If a lender agrees to a short sale, it is most likely also paying for the closing costs too. Because of this, mortgage companies will ask the Buyer to buy the home “as is”.   Lenders may refuse to pay for:

6) Takes a Long Time to Close.

It can take anywhere from 2 weeks to 2 months before you can get a response from a lender regarding a submitted offer.  The length of time needed depends on when the Notice of Default was filed, the number of  foreclosures before your case, and how much paperwork the Seller has  submitted.  There is much that is outside your control.  If the house was bought with two loans, then it will take even longer for the transaction to progress because you will need to negotiate with two lenders instead of one.

7) Changing the Deal.

Some lenders reserve the right to change the terms of the short sale even after the transaction has progressed significantly.  Lenders often have attorneys working for their office so documentation is written so the lender can change things at the last minute.  Reasons for last minute changes include fluctuations in the market, new laws, or new information which may affect their view of the sale.

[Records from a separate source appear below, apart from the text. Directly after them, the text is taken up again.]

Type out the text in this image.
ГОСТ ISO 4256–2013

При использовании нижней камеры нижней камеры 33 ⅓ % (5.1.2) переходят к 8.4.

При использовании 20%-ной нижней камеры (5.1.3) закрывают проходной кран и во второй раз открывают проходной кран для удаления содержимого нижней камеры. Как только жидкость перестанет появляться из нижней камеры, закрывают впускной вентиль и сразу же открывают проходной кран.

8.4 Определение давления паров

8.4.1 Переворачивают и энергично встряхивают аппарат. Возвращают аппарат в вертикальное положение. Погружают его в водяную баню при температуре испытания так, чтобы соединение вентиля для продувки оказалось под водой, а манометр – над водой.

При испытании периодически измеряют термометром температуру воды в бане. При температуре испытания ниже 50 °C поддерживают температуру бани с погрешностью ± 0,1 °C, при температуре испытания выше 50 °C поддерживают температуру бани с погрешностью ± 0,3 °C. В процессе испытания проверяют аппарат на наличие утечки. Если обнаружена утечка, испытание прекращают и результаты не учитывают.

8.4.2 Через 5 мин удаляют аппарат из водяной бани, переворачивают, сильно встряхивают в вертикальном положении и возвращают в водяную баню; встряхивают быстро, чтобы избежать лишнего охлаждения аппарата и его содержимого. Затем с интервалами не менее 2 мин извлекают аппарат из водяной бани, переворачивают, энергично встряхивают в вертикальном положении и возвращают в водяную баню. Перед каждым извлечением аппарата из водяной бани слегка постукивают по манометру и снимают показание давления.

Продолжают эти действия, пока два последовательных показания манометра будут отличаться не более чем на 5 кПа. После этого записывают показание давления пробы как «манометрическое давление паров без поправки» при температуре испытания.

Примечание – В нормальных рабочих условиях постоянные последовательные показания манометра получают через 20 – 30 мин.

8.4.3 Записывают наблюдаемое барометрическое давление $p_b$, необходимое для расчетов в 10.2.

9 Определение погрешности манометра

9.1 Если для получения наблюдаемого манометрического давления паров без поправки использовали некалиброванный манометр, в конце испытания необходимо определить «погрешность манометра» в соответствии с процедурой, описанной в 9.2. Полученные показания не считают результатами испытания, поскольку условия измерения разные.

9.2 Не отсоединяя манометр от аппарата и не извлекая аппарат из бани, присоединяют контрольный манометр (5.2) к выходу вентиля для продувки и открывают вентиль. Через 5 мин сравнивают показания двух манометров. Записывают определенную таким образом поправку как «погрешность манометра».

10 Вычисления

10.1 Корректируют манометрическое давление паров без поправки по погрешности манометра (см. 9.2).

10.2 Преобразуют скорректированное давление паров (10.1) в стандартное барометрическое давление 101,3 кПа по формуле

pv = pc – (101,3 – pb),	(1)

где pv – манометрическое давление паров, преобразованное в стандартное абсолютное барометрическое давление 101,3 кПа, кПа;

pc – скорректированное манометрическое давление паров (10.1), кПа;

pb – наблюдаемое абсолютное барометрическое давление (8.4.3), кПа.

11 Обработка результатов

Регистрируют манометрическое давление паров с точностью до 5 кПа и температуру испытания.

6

8) Agents Receive Lower Commissions.

Most lenders will pay less commission to a real estate agents even though the agent may do 2 to 3 times harder compared to a traditional buy/sell transaction.   Although a good agent will always work diligently so you can achieve your goals, it is only fair that a person be paid what they deserve.

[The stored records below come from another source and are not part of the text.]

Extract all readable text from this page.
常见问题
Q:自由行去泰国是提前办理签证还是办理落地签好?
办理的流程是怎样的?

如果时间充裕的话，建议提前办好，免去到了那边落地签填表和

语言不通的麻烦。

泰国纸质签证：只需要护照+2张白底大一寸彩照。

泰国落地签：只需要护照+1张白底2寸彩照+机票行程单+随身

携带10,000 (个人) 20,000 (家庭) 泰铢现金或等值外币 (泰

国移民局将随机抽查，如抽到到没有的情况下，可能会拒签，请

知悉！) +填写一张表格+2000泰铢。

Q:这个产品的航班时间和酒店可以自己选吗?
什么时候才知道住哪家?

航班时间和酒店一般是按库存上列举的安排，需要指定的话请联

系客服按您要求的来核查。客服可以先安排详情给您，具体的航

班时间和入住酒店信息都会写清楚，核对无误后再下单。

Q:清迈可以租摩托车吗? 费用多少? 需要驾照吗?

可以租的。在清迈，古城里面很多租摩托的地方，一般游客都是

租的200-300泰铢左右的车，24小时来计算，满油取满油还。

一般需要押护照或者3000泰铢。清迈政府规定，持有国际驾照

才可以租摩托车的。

9) Higher Closing Costs for Buyer.

In a traditional buy/sell transaction, you can negotiate with the Seller to see who pays for services.  Lenders rarely pay for services so if you want any extra services like inspections, you will pay for them yourself.   Some lenders will even refuse to pay for standard closing costs which are usually paid by the Seller (such as transfer taxes) .

10) Lack of  Control.

If you need a short sale to be completed by a certain date, it is unlikely you will achieve your goal.  For example, you are selling your current home and wish to close the short sale so that you can move into your new home, it is probably not going to happen. A short-sale home-closing process can take as long as it takes with no time limit.  The Lender is in control; not the buyer, not the buyer’s mortgage company.

11) Seller is Not Motivated.

For a Seller who is in financial distress, there is very little incentive for the Seller to cooperate.  The Seller earns no money from the transaction so there is no need to make an effort to sell the house.  The only benefit for a Seller is peace of mind that the nightmare is over.